Na operação de seguros — uma área mais importante para o banco do que para seus peers — o resultado somou R$ 3,2 bilhões, mais que o dobro do trimestre anterior.

A Bradesco Seguros teve um alívio nos sinistros relacionados à covid, que haviam machucado o segundo tri. Mas agora, o banco também viu uma aceleração do crescimento de prêmios, com um executivo descrevendo uma “mudança cultural”: mais clientes do banco estão procurando o produto.

A inadimplência continuou muito mais comportada do que o mercado imaginava um ano atrás, quando os bancos fizeram montanhas de provisões para se preparar para um inverno nuclear no pós-covid.

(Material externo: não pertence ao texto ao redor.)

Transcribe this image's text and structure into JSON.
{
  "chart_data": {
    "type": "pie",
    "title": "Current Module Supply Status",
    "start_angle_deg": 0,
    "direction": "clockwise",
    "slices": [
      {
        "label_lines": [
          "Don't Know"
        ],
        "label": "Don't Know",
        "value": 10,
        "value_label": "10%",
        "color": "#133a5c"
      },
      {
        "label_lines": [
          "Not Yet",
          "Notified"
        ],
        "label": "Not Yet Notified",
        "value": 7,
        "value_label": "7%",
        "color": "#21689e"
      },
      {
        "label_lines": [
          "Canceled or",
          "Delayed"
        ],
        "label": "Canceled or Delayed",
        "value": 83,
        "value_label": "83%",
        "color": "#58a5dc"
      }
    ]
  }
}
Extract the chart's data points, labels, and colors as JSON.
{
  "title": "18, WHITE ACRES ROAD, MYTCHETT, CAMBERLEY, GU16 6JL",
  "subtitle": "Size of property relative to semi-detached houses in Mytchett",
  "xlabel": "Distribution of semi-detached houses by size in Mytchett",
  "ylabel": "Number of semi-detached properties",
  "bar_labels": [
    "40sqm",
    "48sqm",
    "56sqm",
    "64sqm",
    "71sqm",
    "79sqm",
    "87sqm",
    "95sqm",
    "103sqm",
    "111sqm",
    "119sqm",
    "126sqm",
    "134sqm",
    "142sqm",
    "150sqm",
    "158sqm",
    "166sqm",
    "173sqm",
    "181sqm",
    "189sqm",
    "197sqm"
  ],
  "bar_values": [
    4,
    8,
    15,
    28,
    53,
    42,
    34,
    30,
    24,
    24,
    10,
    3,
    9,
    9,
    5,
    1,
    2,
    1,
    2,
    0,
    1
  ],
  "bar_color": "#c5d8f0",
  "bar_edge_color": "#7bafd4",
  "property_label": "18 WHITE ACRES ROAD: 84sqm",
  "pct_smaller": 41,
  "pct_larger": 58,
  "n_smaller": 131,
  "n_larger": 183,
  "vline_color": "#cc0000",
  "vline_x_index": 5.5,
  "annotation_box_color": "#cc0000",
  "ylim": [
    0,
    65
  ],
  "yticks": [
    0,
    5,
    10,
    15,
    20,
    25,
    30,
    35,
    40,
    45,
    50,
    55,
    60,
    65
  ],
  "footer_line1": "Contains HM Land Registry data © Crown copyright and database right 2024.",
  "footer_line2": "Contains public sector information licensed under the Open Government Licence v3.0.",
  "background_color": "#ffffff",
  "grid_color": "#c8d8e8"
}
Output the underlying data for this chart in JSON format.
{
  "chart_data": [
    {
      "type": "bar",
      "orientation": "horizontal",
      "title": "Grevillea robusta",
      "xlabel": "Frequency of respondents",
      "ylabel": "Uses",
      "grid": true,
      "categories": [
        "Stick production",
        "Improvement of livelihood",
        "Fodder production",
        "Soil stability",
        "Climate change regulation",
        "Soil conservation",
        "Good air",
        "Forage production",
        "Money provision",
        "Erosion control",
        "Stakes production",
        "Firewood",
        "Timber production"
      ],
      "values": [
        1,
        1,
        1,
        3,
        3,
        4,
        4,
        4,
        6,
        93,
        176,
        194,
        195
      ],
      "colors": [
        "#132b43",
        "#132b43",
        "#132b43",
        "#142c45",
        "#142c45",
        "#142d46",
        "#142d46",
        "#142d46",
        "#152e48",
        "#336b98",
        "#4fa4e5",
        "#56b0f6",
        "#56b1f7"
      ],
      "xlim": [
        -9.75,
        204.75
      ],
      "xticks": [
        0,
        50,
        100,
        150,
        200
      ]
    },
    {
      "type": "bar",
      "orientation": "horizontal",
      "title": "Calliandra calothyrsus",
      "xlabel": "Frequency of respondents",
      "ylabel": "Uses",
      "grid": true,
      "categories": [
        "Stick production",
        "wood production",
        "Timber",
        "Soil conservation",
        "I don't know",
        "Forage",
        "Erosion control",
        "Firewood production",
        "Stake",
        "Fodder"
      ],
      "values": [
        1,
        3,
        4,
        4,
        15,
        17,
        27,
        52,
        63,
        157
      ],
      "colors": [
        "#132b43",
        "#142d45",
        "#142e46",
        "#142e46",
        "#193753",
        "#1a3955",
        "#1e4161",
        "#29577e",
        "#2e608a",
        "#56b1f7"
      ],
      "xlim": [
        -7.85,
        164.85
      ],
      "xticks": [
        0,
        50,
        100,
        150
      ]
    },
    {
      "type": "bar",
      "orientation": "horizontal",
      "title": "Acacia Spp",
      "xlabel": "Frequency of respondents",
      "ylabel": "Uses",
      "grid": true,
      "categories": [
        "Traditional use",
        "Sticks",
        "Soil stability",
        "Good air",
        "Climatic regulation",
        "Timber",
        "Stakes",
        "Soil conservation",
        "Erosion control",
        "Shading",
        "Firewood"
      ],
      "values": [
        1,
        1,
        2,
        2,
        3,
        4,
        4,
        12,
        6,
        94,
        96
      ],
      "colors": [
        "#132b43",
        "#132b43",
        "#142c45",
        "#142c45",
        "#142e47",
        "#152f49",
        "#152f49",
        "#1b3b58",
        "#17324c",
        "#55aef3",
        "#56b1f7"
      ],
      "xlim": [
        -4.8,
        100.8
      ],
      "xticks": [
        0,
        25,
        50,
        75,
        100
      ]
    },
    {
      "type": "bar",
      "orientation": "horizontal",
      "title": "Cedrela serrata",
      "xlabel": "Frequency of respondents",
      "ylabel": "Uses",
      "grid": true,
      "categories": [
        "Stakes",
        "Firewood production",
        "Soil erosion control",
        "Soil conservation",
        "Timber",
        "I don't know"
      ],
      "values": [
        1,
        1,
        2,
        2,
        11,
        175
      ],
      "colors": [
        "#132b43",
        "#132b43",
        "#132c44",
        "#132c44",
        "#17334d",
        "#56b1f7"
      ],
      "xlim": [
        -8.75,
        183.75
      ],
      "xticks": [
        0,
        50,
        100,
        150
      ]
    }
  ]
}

A inadimplência “acima de 90 dias” aumentou apenas 10 pontos-base, de 2,5% para 2,6%, comparado a aumentos de 20 pontos-base no Santander e 30 pontos-base no Itaú.

Na medida em que a economia se normaliza, os bancos estão consumindo essas provisões. A PDD expandida foi de R$ 3,4 bilhões, uma queda sequencial de 3,7% e anual de 40%.  

Em termos de Basileia, o Bradesco terminou o trimestre mais capitalizado que seus concorrentes. O chamado ‘capital principal’ está em 12,7% na Cidade de Deus, comparado a 12% no Santander e 11,3% no Itaú. 

O CEO Octavio de Lazari Jr. disse em nota que as empresas e consumidores se mostraram mais confiantes no terceiro trimestre, com o banco vendo ”maior engajamento em produtos como crédito, cartão de crédito, seguros e investimento, o que se reflete em aumento das receitas de prestação de serviços.” A receita de prestação de serviços subiu 4,1% para R$ 8,8 bilhões no trimestre.